Taito (back then, known as Potaito) had developed what they thought was bound to be the next big thing in gaming – two player head-to-head motor racing with bladder control. Literally. A pair of huge arcade cabinets, each housing a large screen, a reclining chair, a steering wheel, foot pedals, and a number of straps and sensors that needed to be attached to the player. A drinking fountain was angled towards the player’s mouth, and after inserting a few 100 Yen coins, the game began.
Much like in most other motor racing games, the aim was to win the race, but the twist with Incontinental Circuit was that your car’s engine power increased as you, the player, physically filled their bladder. The more you drank, the higher your vehicle’s top speed. Don’t drink, and your car loses power. The first to pass the Chequered Flag was the winner, the first to pass urine was disqualified. That’s right – moisture sensors in the seat would alert the game to your embarrassing release.
Unfortunately for Potaito, they were hit from all sides with issues.

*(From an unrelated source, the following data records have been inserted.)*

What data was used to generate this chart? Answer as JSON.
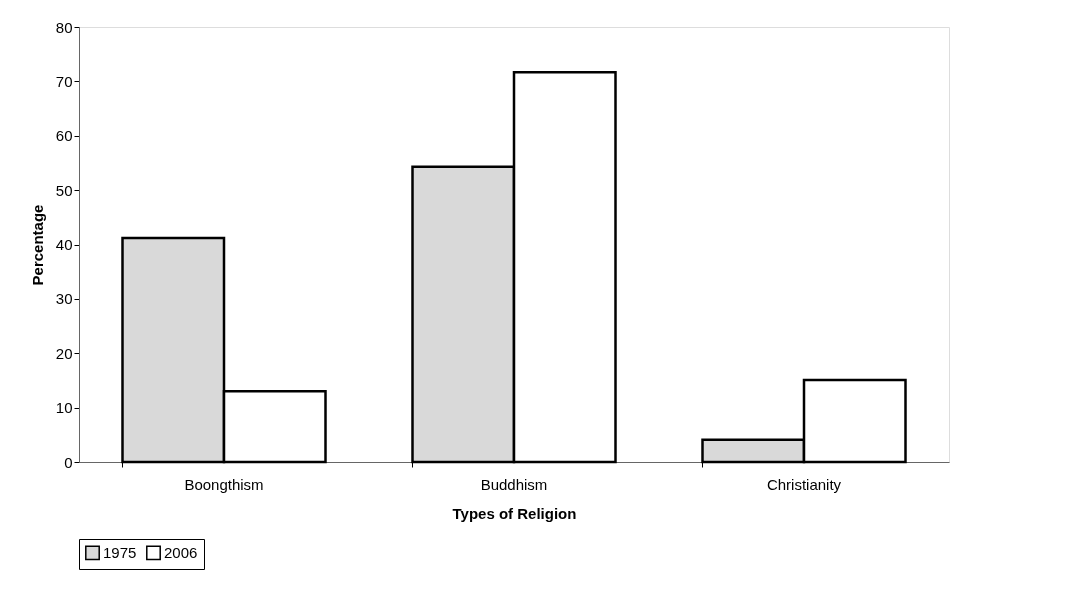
{
  "chart_data": {
    "type": "bar",
    "xlabel": "Types of Religion",
    "ylabel": "Percentage",
    "categories": [
      "Boongthism",
      "Buddhism",
      "Christianity"
    ],
    "series": [
      {
        "name": "1975",
        "color": "#d9d9d9",
        "values": [
          41.2,
          54.3,
          4.1
        ]
      },
      {
        "name": "2006",
        "color": "#ffffff",
        "values": [
          13.0,
          71.7,
          15.1
        ]
      }
    ],
    "ylim": [
      0,
      80
    ],
    "yticks": [
      0,
      10,
      20,
      30,
      40,
      50,
      60,
      70,
      80
    ],
    "grid": false,
    "legend": "bottom"
  }
}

The main one that hit the headlines was over gamers sitting in a pool of other peoples’ fluids as arcade staff failed to mop up after disqualifications, and all the associated health risks that came with it. This was the 1980s, remember, and popular myth at the time was how easy it was to contract AIDS from arcade machines. Other problems just made things worse. The water fountains needed to be connected to a water supply, which was something most arcades struggled to accommodate. All that water (and “previously drunk” water) in close proximity to electricity caused several shocking deaths, and one unfortunate individual managed to drown when his water fountain malfunctioned and he couldn’t get out of the seat straps quickly enough.
What really killed the game off, however, was the cheating. Players soon found that by wearing adult nappies, they could thwart the sensors and wet themselves all they liked without the game noticing.

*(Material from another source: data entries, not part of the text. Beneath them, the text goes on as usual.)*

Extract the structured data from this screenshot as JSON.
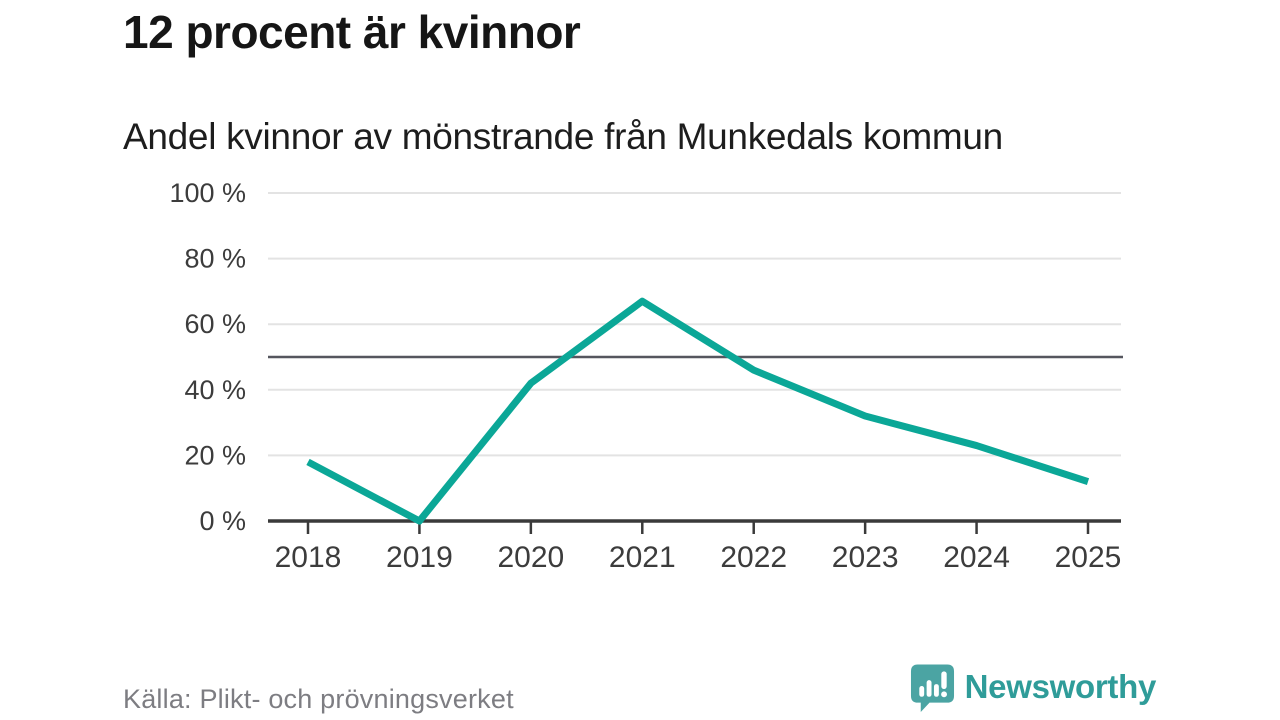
{
  "header": {
    "title": "12 procent är kvinnor",
    "subtitle": "Andel kvinnor av mönstrande från Munkedals kommun"
  },
  "footer": {
    "source": "Källa: Plikt- och prövningsverket",
    "brand": "Newsworthy"
  },
  "colors": {
    "line": "#0ba797",
    "grid": "#e3e3e3",
    "reference_line": "#55565e",
    "axis": "#3a3a3a",
    "tick_text": "#3c3c3c",
    "muted_text": "#7d7d82",
    "brand_text": "#2f9c99",
    "brand_badge": "#4ba4a3"
  },
  "chart_data": {
    "type": "line",
    "title": "12 procent är kvinnor",
    "subtitle": "Andel kvinnor av mönstrande från Munkedals kommun",
    "x": [
      2018,
      2019,
      2020,
      2021,
      2022,
      2023,
      2024,
      2025
    ],
    "series": [
      {
        "name": "Andel kvinnor av mönstrande",
        "values": [
          18,
          0,
          42,
          67,
          46,
          32,
          23,
          12
        ]
      }
    ],
    "xlabel": "",
    "ylabel": "",
    "ylim": [
      0,
      100
    ],
    "yticks": [
      0,
      20,
      40,
      60,
      80,
      100
    ],
    "ytick_suffix": " %",
    "reference_line": 50,
    "grid": true,
    "legend": false
  }
}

Finally, and perhaps most damning of all, was when the game was produced, the translator at Potaito managed to name the game as Incontinental Circus, rather than Incontinental Circuit, confusing gamers everywhere.
With the game an expensive flop (all those proprietary and unusual components almost bankrupted Potaito before the cabinets even hit the arcades), Potaito gutted the core game and repurposed it as a more standard F1 racing game. No water, drinking or sensors. They called it Continental Circuit, but somehow the same translator made the same mistake again. He never found translating work after that, and the entire fiasco was blamed on him and him alone.